Despite the high mortality in our diabetic cohort, the low absolute number of events limits the multivariate model and prevents more sophisticated statistical analysis, such as propensity matching. Lack of power also prevents comparisons between groups according to Dana Point classification, although inclusion in the multivariate model did not appear to lessen the impact of diabetes on survival. All these limitations are offset by the robustness of data collection and the availability of full hemodynamic and echocardiographic assessment in each of these patients, which allowed us to examine the structural and physiologic differences in patients with diabetes and PH.
In conclusion, despite similar use of disease-specific therapies for PH, long-term survival appears worse in diabetic patients.
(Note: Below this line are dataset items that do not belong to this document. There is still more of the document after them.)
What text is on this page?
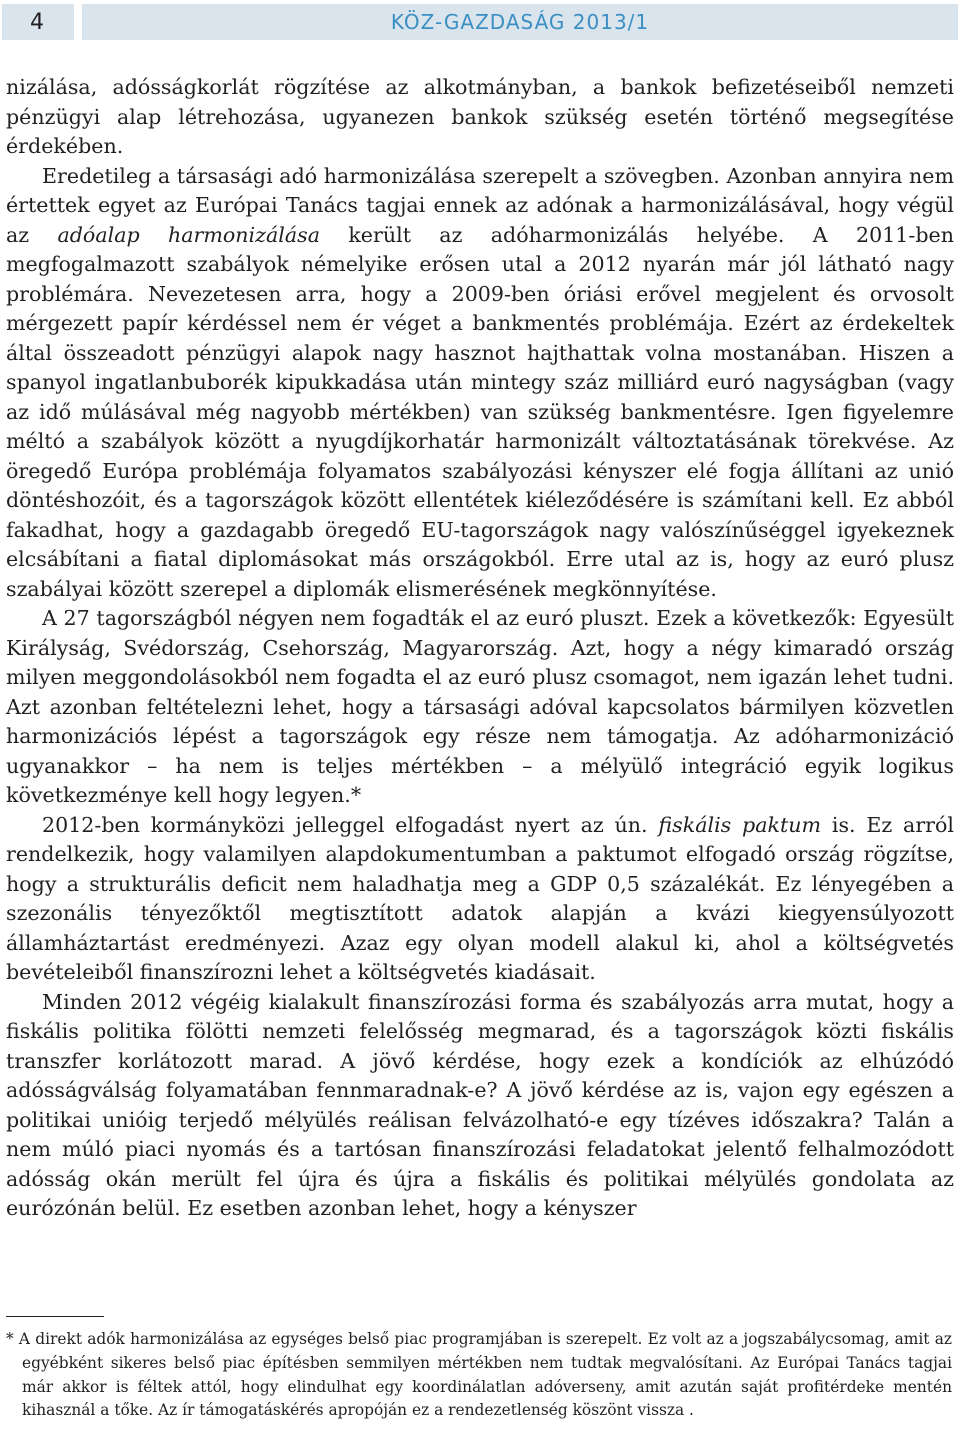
4	KÖZ-GAZDASÁG 2013/1

nizálása, adósságkorlát rögzítése az alkotmányban, a bankok befizetéseiből nemzeti pénzügyi alap létrehozása, ugyanezen bankok szükség esetén történő megsegítése érdekében.

Eredetileg a társasági adó harmonizálása szerepelt a szövegben. Azonban annyira nem értettek egyet az Európai Tanács tagjai ennek az adónak a harmonizálásával, hogy végül az adóalap harmonizálása került az adóharmonizálás helyébe. A 2011-ben megfogalmazott szabályok némelyike erősen utal a 2012 nyarán már jól látható nagy problémára. Nevezetesen arra, hogy a 2009-ben óriási erővel megjelent és orvosolt mérgezett papír kérdéssel nem ér véget a bankmentés problémája. Ezért az érdekeltek által összeadott pénzügyi alapok nagy hasznot hajthattak volna mostanában. Hiszen a spanyol ingatlanbuborék kipukkadása után mintegy száz milliárd euró nagyságban (vagy az idő múlásával még nagyobb mértékben) van szükség bankmentésre. Igen figyelemre méltó a szabályok között a nyugdíjkorhatár harmonizált változtatásának törekvése. Az öregedő Európa problémája folyamatos szabályozási kényszer elé fogja állítani az unió döntéshozóit, és a tagországok között ellentétek kiéleződésére is számítani kell. Ez abból fakadhat, hogy a gazdagabb öregedő EU-tagországok nagy valószínűséggel igyekeznek elcsábítani a fiatal diplomásokat más országokból. Erre utal az is, hogy az euró plusz szabályai között szerepel a diplomák elismerésének megkönnyítése.

A 27 tagországból négyen nem fogadták el az euró pluszt. Ezek a következők: Egyesült Királyság, Svédország, Csehország, Magyarország. Azt, hogy a négy kimaradó ország milyen meggondolásokból nem fogadta el az euró plusz csomagot, nem igazán lehet tudni. Azt azonban feltételezni lehet, hogy a társasági adóval kapcsolatos bármilyen közvetlen harmonizációs lépést a tagországok egy része nem támogatja. Az adóharmonizáció ugyanakkor – ha nem is teljes mértékben – a mélyülő integráció egyik logikus következménye kell hogy legyen.*

2012-ben kormányközi jelleggel elfogadást nyert az ún. fiskális paktum is. Ez arról rendelkezik, hogy valamilyen alapdokumentumban a paktumot elfogadó ország rögzítse, hogy a strukturális deficit nem haladhatja meg a GDP 0,5 százalékát. Ez lényegében a szezonális tényezőktől megtisztított adatok alapján a kvázi kiegyensúlyozott államháztartást eredményezi. Azaz egy olyan modell alakul ki, ahol a költségvetés bevételeiből finanszírozni lehet a költségvetés kiadásait.

Minden 2012 végéig kialakult finanszírozási forma és szabályozás arra mutat, hogy a fiskális politika fölötti nemzeti felelősség megmarad, és a tagországok közti fiskális transzfer korlátozott marad. A jövő kérdése, hogy ezek a kondíciók az elhúzódó adósságválság folyamatában fennmaradnak-e? A jövő kérdése az is, vajon egy egészen a politikai unióig terjedő mélyülés reálisan felvázolható-e egy tízéves időszakra? Talán a nem múló piaci nyomás és a tartósan finanszírozási feladatokat jelentő felhalmozódott adósság okán merült fel újra és újra a fiskális és politikai mélyülés gondolata az eurózónán belül. Ez esetben azonban lehet, hogy a kényszer

* A direkt adók harmonizálása az egységes belső piac programjában is szerepelt. Ez volt az a jogszabálycsomag, amit az egyébként sikeres belső piac építésben semmilyen mértékben nem tudtak megvalósítani. Az Európai Tanács tagjai már akkor is féltek attól, hogy elindulhat egy koordinálatlan adóverseny, amit azután saját profitérdeke mentén kihasznál a tőke. Az ír támogatáskérés apropóján ez a rendezetlenség köszönt vissza .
Future studies should attempt to elucidate the role of aggressive glucose control and the impact of specific antidiabetic therapies in this patient population. The new paradigm of PH and diabetes treatment may lie in modifying endothelial dysfunction. It remains to be seen whether treating systemic endothelial dysfunction (as with statins, thiazolidinediones, and angiotensin-converting enzyme inhibitors) will concurrently treat the complications of both diabetes and PH and will improve survival in this high-risk patient population.